Yandex, a Russian technology giant and car-sharing company, plans to expand its car-sharing offerings into Europe as other companies in the space retreat, according to a report by the Financial Times.
Anton Ryazanov, a Yandex executive, said the company will put 1,000 electric vehicles in an unspecified city in the EU. Madrid and Copenhagen are reportedly being considered, as well as cities in France and Italy.
Yandex’s car-sharing service was founded in 2018. The company says it is the largest car-sharing organization in the world, with 21,000 cars in Russia.
As many western automakers are leaving the industry, Yandex has been growing and becoming more successful. Sharenow, a joint operation between Daimler’s car-sharing service and BMW, said it will no longer operate in North America or the U.K. due to long-term profitability concerns.
Ryazanov said the company has been able to scale so quickly because it has experience in the search engine market and its ride-sharing app Taxi has helped it to grow.
“This has all been automated from the beginning. We knew our fleet was going to grow intensively, so we couldn’t afford to put people in that value chain,” he said.
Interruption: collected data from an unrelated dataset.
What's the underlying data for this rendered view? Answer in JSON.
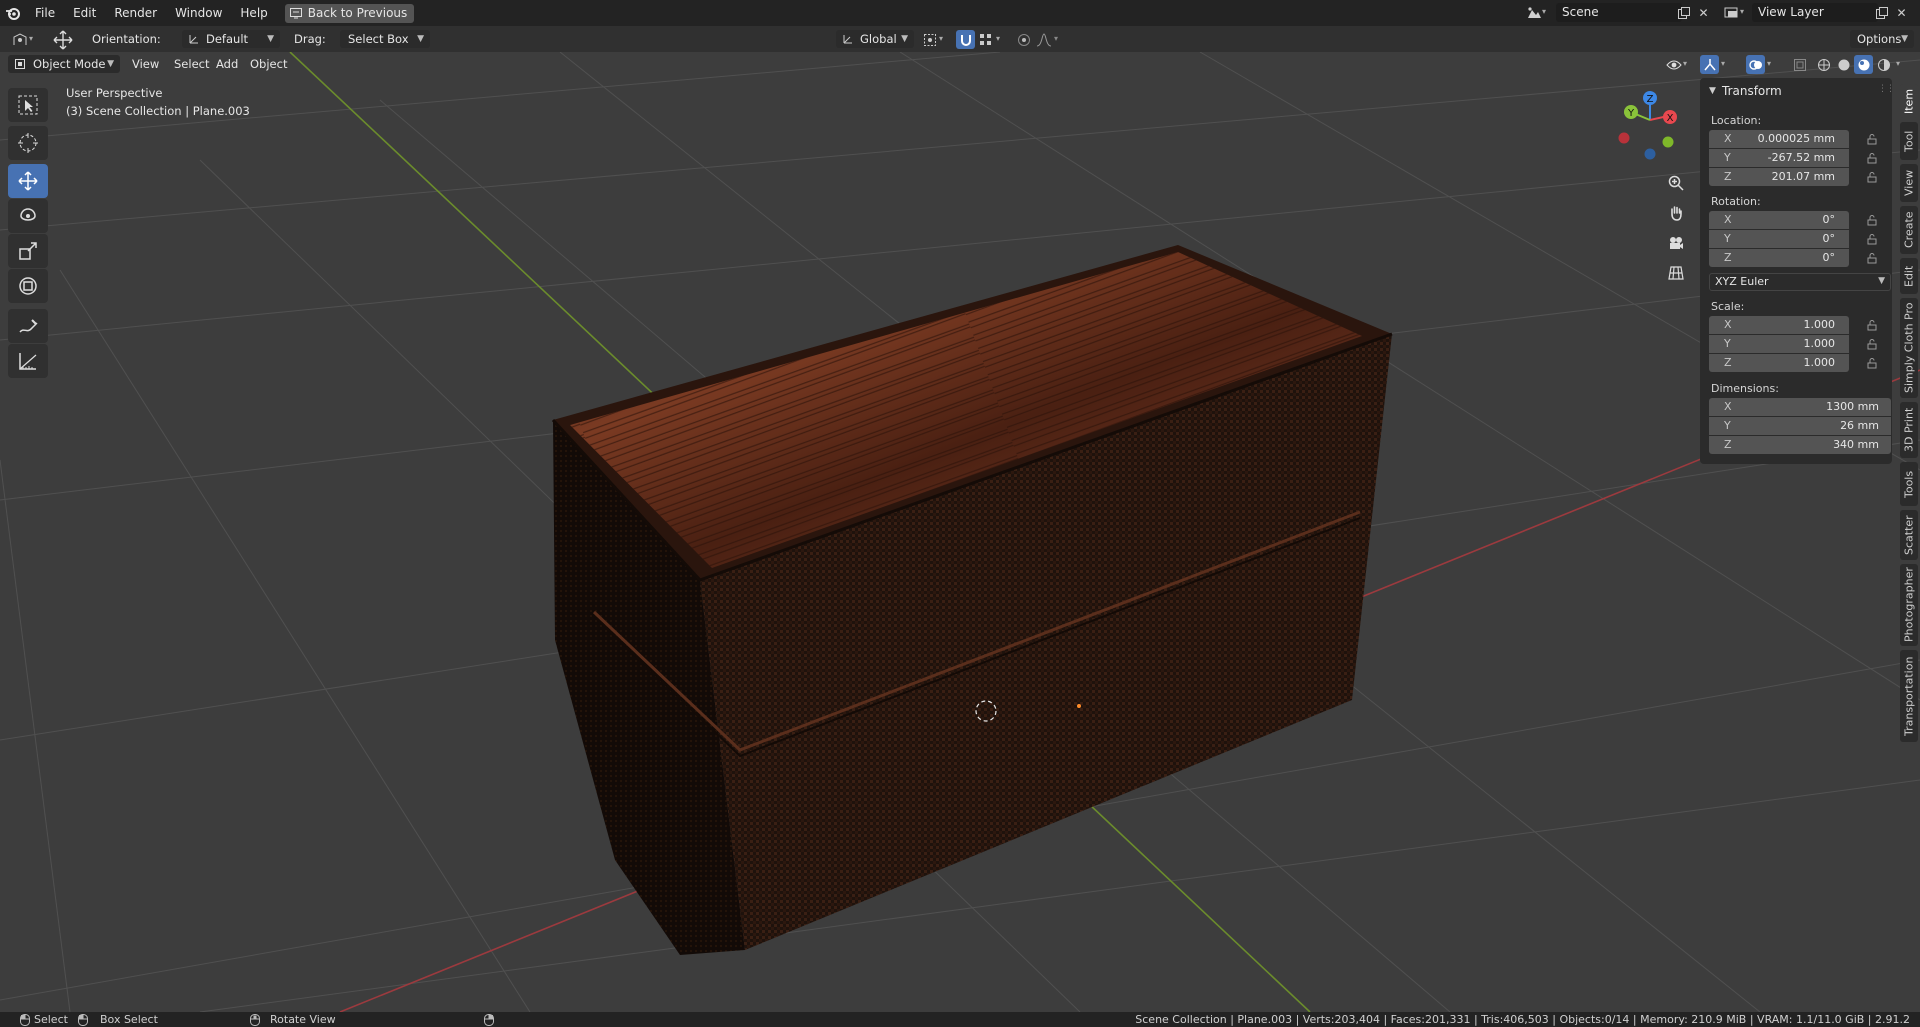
{
  "menu": {
    "items": [
      "File",
      "Edit",
      "Render",
      "Window",
      "Help"
    ],
    "back_button": "Back to Previous"
  },
  "scene": {
    "name": "Scene"
  },
  "view_layer": {
    "name": "View Layer"
  },
  "tool_header": {
    "orientation_label": "Orientation:",
    "orientation_value": "Default",
    "drag_label": "Drag:",
    "drag_value": "Select Box",
    "transform_orientation": "Global",
    "options_label": "Options"
  },
  "viewport_header": {
    "mode": "Object Mode",
    "view": "View",
    "select": "Select",
    "add": "Add",
    "object": "Object"
  },
  "viewport_overlay": {
    "perspective": "User Perspective",
    "collection": "(3) Scene Collection | Plane.003"
  },
  "gizmo": {
    "x": "X",
    "y": "Y",
    "z": "Z"
  },
  "transform": {
    "title": "Transform",
    "location_label": "Location:",
    "location": {
      "x": "0.000025 mm",
      "y": "-267.52 mm",
      "z": "201.07 mm"
    },
    "rotation_label": "Rotation:",
    "rotation": {
      "x": "0°",
      "y": "0°",
      "z": "0°"
    },
    "rotation_mode": "XYZ Euler",
    "scale_label": "Scale:",
    "scale": {
      "x": "1.000",
      "y": "1.000",
      "z": "1.000"
    },
    "dimensions_label": "Dimensions:",
    "dimensions": {
      "x": "1300 mm",
      "y": "26 mm",
      "z": "340 mm"
    },
    "axis_labels": {
      "x": "X",
      "y": "Y",
      "z": "Z"
    }
  },
  "side_tabs": [
    "Item",
    "Tool",
    "View",
    "Create",
    "Edit",
    "Simply Cloth Pro",
    "3D Print",
    "Tools",
    "Scatter",
    "Photographer",
    "Transportation"
  ],
  "status": {
    "select": "Select",
    "box_select": "Box Select",
    "rotate_view": "Rotate View",
    "info": "Scene Collection | Plane.003 | Verts:203,404 | Faces:201,331 | Tris:406,503 | Objects:0/14 | Memory: 210.9 MiB | VRAM: 1.1/11.0 GiB | 2.91.2"
  },
  "colors": {
    "accent": "#4772b3",
    "axis_x": "#e8484f",
    "axis_y": "#8ac33a",
    "axis_z": "#3d88e6"
  }
}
Some analysts, including those at UBS, expect Yandex, which has a valuation of $600M, to double its revenues by the end of the year. The business will be profitable in “the next few years,” Ryazanov said, and the company may start selling subscriptions to help increase numbers.
Russia’s car-sharing market grew five times in 2018 to reach $110 million, and it attracts about 229,000 users per month. The largest market in the world is in Moscow, with 30,000 cars.